Cox’s artistic direction took a complete 180-degree turn at a time of political unrest. In 2015, the Arkansas Legislature attempted to pass a bill that was dangerously written in an attempt to target the African American and LGBTQ+ communities.

“It freaked me out, and I realized that the loudest voice I had was my art,” says the 62-year-old lesbian, who feared for her rights in a community she continuedly supported. Cox has since relocated to the Artist District in Peekskill with her partner.

V.L. Cox
V.L. Cox

Her first project after coming around the bend was a set of doors based on de-segregation. Instead of solely creating the historically accurate “Colored Only” and “White Only” doors, she took it one step further by adding five additional doors which read “LGBTQ Only,” “Immigrant Only,” “Homeless Only,” “Veterans Only,” and “Women Only,” the latter which was added after the Women’s March. Thanks to a swiftly attained permit from the Arkansas State Capitol, Cox was able to demonstrate the first round of doors on the State Capitol Steps in 2015 and then later at the Lincoln Memorial.

Arkansas Capitol End Hate Doors
Arkansas Capitol End Hate Doors

Although symbolic, these seven doors – which have over 250,000 miles on them – opened up ample opportunities for Cox. She awoke to pictures of the art display plastered all over Yahoo News in a handful of languages.

“It changed my life,” she says. “I realized the power of the arts and how far visually you can make an impact, so I’ve been on that path ever since.”

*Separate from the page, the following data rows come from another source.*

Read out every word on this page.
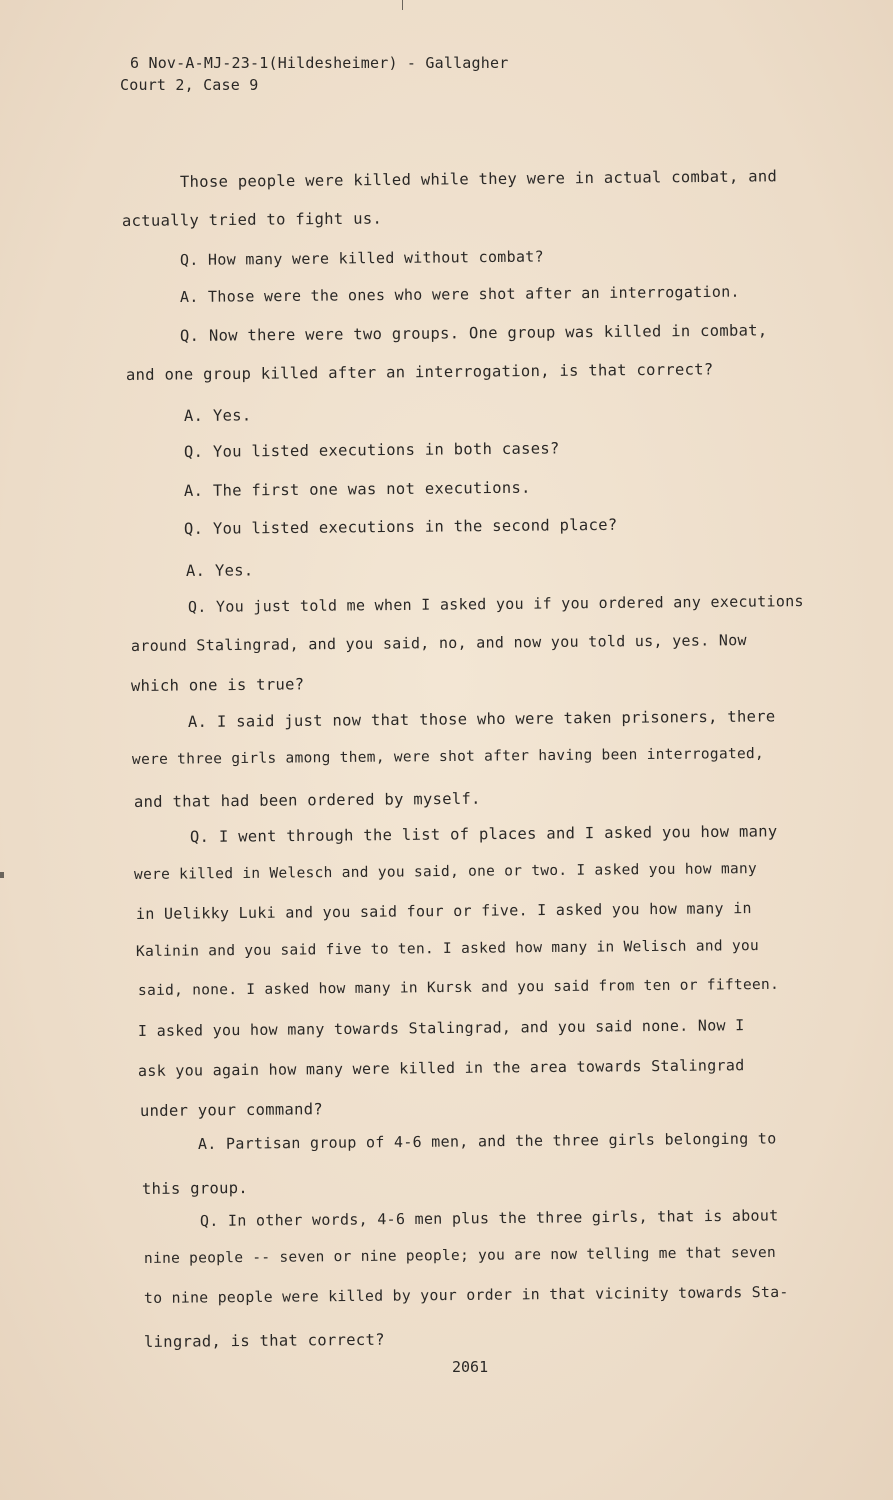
6 Nov-A-MJ-23-1(Hildesheimer) - Gallagher
Court 2, Case 9
Those people were killed while they were in actual combat, and
actually tried to fight us.
Q. How many were killed without combat?
A. Those were the ones who were shot after an interrogation.
Q. Now there were two groups. One group was killed in combat,
and one group killed after an interrogation, is that correct?
A. Yes.
Q. You listed executions in both cases?
A. The first one was not executions.
Q. You listed executions in the second place?
A. Yes.
Q. You just told me when I asked you if you ordered any executions
around Stalingrad, and you said, no, and now you told us, yes. Now
which one is true?
A. I said just now that those who were taken prisoners, there
were three girls among them, were shot after having been interrogated,
and that had been ordered by myself.
Q. I went through the list of places and I asked you how many
were killed in Welesch and you said, one or two. I asked you how many
in Uelikky Luki and you said four or five. I asked you how many in
Kalinin and you said five to ten. I asked how many in Welisch and you
said, none. I asked how many in Kursk and you said from ten or fifteen.
I asked you how many towards Stalingrad, and you said none. Now I
ask you again how many were killed in the area towards Stalingrad
under your command?
A. Partisan group of 4-6 men, and the three girls belonging to
this group.
Q. In other words, 4-6 men plus the three girls, that is about
nine people -- seven or nine people; you are now telling me that seven
to nine people were killed by your order in that vicinity towards Sta-
lingrad, is that correct?
2061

This significant turning point in Cox’s artistry provoked backlash from white supremacists, specifically members of the Ku Klux Kan, whose headquarters are in Harrison, Arkansas. Once the first round of five doors hit the State Capitol Grounds, Cox began receiving death threats and white supremacy propaganda from a member of the KKK. This was quickly resolved after one message addressed to the FBI.

“Being a girl raised in the South when your father wanted a boy, you know my father gave me a shotgun,” Cox shares, adding that a shotgun occupied a portion of her studio between 2015 and 2017.

For the past two years, Cox has been traveling the country with her current body of work that reflects who she is, not only as a history buff but as a caring, open-minded human being.

This project is stocked with strong pieces, each holding a personal story for the queer, Southern-raised artist. The pieces at first glance come across as simple – although strong – with Cox emphasizing the importance of reading the narrative correlating to each piece. Without the description, some visuals could be misleading.

“I try to tell things from my perspective so I’m not culturally telling someone else’s story, while also using history to tell that story,” says Cox.

The collection features a New York gaming device from the ‘30s or ‘40s that depicts a vintage claw picking up cherries to represent cherry picking. Another is a teabag flag made up of ripped-out bible pages filled with black tea. Prior to creating the piece, Cox talked with a Baptist minister, Presbyterian minister, and a devout Catholic to ask their thoughts about the project. To her surprise, they all said the same thing: “People pull pages out of the bible every single day, and they rip them out to harm others. You’re ripping them out to show that it’s not okay.”

Check out the rest of Cox’s impactful work at the Chroma Gallery in Katonah from now until July 13. The gallery hosts an opening reception on June 22 from 4-8 p.m.